A team of researchers from the Ruhr-University Bochum in Germany has reported the attacks bypassing the signature validation in PDF. Digitally signed PDFs are used in contracts and invoices to guarantee the authenticity and integrity of their content.
A user opening a signed PDF expects to see a warning in case of any modification. In 2019, Mladenov et al. revealed various parsing vulnerabilities in PDF viewer implementations. They showed attacks that could modify PDF documents without invalidating the signature.

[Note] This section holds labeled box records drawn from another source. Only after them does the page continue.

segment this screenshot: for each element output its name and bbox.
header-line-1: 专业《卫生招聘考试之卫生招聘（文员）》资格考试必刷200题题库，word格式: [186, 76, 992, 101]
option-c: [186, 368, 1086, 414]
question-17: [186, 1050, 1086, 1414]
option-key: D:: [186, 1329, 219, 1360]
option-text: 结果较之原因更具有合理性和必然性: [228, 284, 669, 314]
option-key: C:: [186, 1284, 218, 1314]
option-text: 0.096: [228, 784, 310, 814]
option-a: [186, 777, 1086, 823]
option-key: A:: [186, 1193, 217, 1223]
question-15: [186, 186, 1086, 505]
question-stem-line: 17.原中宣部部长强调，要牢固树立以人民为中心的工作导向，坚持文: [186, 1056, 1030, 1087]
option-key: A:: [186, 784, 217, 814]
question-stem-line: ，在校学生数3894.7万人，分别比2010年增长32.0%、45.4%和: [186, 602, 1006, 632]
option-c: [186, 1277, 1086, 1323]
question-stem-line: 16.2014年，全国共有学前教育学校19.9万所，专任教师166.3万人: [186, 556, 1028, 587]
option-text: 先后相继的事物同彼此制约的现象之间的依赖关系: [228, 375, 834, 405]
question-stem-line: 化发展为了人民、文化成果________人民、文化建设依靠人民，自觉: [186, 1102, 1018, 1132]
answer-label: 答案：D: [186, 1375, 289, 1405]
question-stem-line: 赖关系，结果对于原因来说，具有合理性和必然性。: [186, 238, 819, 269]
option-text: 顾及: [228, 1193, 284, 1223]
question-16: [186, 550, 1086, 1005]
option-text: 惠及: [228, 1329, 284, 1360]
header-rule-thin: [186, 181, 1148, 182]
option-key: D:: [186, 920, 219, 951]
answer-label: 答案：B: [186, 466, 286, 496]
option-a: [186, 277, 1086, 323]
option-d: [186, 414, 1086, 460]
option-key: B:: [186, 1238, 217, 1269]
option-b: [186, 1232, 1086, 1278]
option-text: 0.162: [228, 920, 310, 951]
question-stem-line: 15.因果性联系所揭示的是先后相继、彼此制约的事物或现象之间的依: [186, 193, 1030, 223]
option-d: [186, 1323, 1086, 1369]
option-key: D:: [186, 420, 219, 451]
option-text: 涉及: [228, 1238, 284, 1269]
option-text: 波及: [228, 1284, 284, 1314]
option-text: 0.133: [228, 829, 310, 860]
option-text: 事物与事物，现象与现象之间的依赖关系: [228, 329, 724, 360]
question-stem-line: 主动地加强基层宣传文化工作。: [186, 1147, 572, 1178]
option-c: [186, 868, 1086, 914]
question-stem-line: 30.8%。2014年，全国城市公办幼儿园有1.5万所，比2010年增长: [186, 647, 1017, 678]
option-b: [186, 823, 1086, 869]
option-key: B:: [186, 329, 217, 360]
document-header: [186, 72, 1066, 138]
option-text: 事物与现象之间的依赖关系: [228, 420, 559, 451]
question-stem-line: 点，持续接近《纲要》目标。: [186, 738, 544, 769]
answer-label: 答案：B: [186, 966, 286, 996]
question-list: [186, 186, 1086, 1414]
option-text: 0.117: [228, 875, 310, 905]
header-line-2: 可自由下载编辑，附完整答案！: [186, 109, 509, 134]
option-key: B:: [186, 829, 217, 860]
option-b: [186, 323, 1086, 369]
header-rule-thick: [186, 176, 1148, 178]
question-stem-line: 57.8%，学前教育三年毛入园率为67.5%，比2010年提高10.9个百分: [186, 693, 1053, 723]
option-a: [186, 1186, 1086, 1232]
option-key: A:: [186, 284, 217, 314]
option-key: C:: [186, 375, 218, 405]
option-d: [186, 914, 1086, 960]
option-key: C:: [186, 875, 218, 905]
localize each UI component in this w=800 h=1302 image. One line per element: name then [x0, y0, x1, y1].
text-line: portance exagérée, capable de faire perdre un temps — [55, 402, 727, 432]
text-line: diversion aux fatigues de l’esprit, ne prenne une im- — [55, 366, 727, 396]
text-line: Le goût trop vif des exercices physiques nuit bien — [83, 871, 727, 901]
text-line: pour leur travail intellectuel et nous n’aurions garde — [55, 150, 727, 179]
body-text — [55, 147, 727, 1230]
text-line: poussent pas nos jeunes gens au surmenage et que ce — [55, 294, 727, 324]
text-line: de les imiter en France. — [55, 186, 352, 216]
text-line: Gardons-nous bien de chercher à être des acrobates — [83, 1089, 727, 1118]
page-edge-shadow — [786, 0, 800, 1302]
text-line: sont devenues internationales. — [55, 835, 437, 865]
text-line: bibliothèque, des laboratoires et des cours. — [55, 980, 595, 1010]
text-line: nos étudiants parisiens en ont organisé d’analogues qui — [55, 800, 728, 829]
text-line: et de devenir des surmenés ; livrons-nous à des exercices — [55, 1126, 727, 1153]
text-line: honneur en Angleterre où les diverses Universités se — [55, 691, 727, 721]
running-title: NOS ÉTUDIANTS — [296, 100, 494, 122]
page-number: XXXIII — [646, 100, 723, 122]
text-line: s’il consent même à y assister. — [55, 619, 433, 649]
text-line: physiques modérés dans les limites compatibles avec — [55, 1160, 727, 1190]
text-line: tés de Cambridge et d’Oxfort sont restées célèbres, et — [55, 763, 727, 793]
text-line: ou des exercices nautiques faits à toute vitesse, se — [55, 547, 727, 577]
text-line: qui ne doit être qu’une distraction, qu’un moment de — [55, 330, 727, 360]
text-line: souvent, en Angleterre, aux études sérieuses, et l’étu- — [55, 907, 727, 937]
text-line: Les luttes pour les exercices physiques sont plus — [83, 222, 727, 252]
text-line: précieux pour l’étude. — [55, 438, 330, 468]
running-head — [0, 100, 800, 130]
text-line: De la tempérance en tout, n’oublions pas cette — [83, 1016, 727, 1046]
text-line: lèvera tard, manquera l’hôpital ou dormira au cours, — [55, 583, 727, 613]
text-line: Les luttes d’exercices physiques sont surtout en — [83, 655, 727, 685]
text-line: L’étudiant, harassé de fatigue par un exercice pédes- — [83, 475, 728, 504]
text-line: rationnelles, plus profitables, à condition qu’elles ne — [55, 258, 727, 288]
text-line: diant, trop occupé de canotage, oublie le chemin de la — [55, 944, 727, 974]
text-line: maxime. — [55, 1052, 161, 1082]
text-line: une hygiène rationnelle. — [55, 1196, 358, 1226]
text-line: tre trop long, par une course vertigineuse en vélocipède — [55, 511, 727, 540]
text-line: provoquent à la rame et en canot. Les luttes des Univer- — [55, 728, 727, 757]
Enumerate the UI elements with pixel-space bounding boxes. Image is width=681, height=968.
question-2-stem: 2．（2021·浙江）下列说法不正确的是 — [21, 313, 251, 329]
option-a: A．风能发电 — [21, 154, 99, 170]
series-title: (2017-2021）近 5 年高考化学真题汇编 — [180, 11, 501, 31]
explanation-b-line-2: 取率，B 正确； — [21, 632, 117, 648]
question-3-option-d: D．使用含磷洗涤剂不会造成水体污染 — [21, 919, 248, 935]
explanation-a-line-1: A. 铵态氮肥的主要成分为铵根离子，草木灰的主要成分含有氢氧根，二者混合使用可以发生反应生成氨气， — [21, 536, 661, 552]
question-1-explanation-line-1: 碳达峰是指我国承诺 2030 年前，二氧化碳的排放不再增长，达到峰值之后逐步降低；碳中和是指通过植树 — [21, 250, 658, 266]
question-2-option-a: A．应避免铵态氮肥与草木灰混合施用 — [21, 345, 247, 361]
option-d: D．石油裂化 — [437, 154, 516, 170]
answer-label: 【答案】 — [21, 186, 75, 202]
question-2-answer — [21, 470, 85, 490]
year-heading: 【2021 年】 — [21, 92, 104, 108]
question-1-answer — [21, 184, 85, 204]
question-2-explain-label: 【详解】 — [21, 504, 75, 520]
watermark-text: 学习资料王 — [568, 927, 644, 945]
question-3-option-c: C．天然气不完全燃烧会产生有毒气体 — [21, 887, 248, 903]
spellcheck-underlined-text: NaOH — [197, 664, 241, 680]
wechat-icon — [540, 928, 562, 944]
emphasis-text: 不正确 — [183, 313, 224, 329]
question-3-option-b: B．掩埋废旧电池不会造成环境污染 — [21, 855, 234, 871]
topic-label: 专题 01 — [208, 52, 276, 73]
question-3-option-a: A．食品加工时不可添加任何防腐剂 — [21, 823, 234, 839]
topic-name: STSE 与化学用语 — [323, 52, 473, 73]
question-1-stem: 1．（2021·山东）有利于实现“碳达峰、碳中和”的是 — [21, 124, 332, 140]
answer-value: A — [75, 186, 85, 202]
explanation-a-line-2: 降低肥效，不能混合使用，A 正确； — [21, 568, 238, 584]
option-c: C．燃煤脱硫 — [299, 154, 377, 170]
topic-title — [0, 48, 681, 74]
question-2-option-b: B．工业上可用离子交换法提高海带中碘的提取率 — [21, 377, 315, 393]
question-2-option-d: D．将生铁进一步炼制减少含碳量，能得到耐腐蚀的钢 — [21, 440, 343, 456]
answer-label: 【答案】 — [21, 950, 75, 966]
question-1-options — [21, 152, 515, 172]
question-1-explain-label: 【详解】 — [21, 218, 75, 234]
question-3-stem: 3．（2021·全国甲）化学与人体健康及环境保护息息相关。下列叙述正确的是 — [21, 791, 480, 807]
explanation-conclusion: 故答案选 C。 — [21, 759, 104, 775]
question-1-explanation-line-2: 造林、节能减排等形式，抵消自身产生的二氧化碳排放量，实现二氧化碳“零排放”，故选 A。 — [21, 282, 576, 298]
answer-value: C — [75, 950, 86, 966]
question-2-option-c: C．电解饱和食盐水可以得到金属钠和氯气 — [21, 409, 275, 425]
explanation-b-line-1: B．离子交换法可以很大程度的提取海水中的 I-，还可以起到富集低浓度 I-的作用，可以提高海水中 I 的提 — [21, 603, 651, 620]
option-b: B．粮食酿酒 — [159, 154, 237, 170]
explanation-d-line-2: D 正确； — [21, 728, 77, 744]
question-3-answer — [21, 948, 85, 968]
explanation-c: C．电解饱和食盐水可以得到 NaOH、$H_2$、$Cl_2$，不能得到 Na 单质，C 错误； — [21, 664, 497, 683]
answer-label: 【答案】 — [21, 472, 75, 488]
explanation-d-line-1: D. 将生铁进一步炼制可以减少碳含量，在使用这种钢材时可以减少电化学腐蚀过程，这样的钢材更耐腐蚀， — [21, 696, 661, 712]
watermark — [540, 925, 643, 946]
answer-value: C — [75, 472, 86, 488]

As a consequence, affected vendors of PDF viewers implemented countermeasures preventing all attacks.
Shadow Attacks
The shadow attacks avoid all existing countermeasures and break the integrity protection of digitally signed PDFs.
Experts say compared to previous attacks, the shadow attacks do not abuse implementation issues in a PDF viewer. In contrast, shadow attacks use the enormous flexibility provided by the PDF specification so that shadow documents remain standard compliant. Since shadow attacks abuse only legitimate features, they are hard to mitigate.
A shadow PDF document presents trustworthy content to the signers (top document). After signing this document, the attackers modify the document and enforce another view of the document on the victims’ side without invalidating the signature (bottom document).
Shadow Attacks: Hide, Replace, And Hide-And-Replace
- Shadow Attack: Hide
Aims to hide the content relevant to the victims behind a visible layer. For example, the attackers can hide the text “You are fired!” behind a full-page picture showing “Sign me to get the reward!”. Once the attackers receive the signed document, they manipulate the document so that the viewer application no longer renders the picture. Hide attacks have two advantages from the attackers perspective:
- Many viewers show warnings if new visible content is added using Incremental Update. However, they do not warn in most cases if the content is removed.
- The objects are still accessible within the PDF. In the example above, the text “You are fired!” can still be detected by a search function. This detection might be necessary if an online signing service is used, and it reviews the document by searching for specific keywords.
- Shadow Attack: Replace
This type of shadow attack uses an Incremental Update that directly changes previously declared objects. Since the modification is not allowed for all types of objects, the attacker only changes objects that are considered harmless but can nevertheless change the document’s visible content.
For instance, the (re)definition of fonts does not change the content directly. However, it influences the view of the displayed content and makes number or character swapping possible.
- Shadow Attack: Hide-and-Replace
The attackers create a shadow PDF document that is sent to the signers. The PDF document contains a hidden description of another document with different content. Since the signers cannot detect the hidden (malicious) content, they sign the document.
The picture above depicts that attackers successfully manipulate a signed document and force different views on the signers and the victims by using the Hide-and-Replace attack variant.
PDF-Attacker and Detector
PDF-Attacker, a toolset that automatically creates shadow attack exploits. PDF-Detector, a tool to prevent and detect shadow attacks.
The PDF-Attacker takes an arbitrary PDF as input, builds-in the shadow objects (Phase 1), signs the document (Phase 2), and finalizes the attack by enabling the shadow content (Phase 3). The PDF-Detector is a tool to detect malicious documents generated in Phase 1 and Phase 3.
As a result, PDF signatures are designed to protect the integrity and authenticity of PDFs. In contrast to the classical digital signature use cases that apply a signature only once on a target, PDF signatures address more complex use cases. A signed document is allowed to be updated without invalidating its signature, only in particular cases.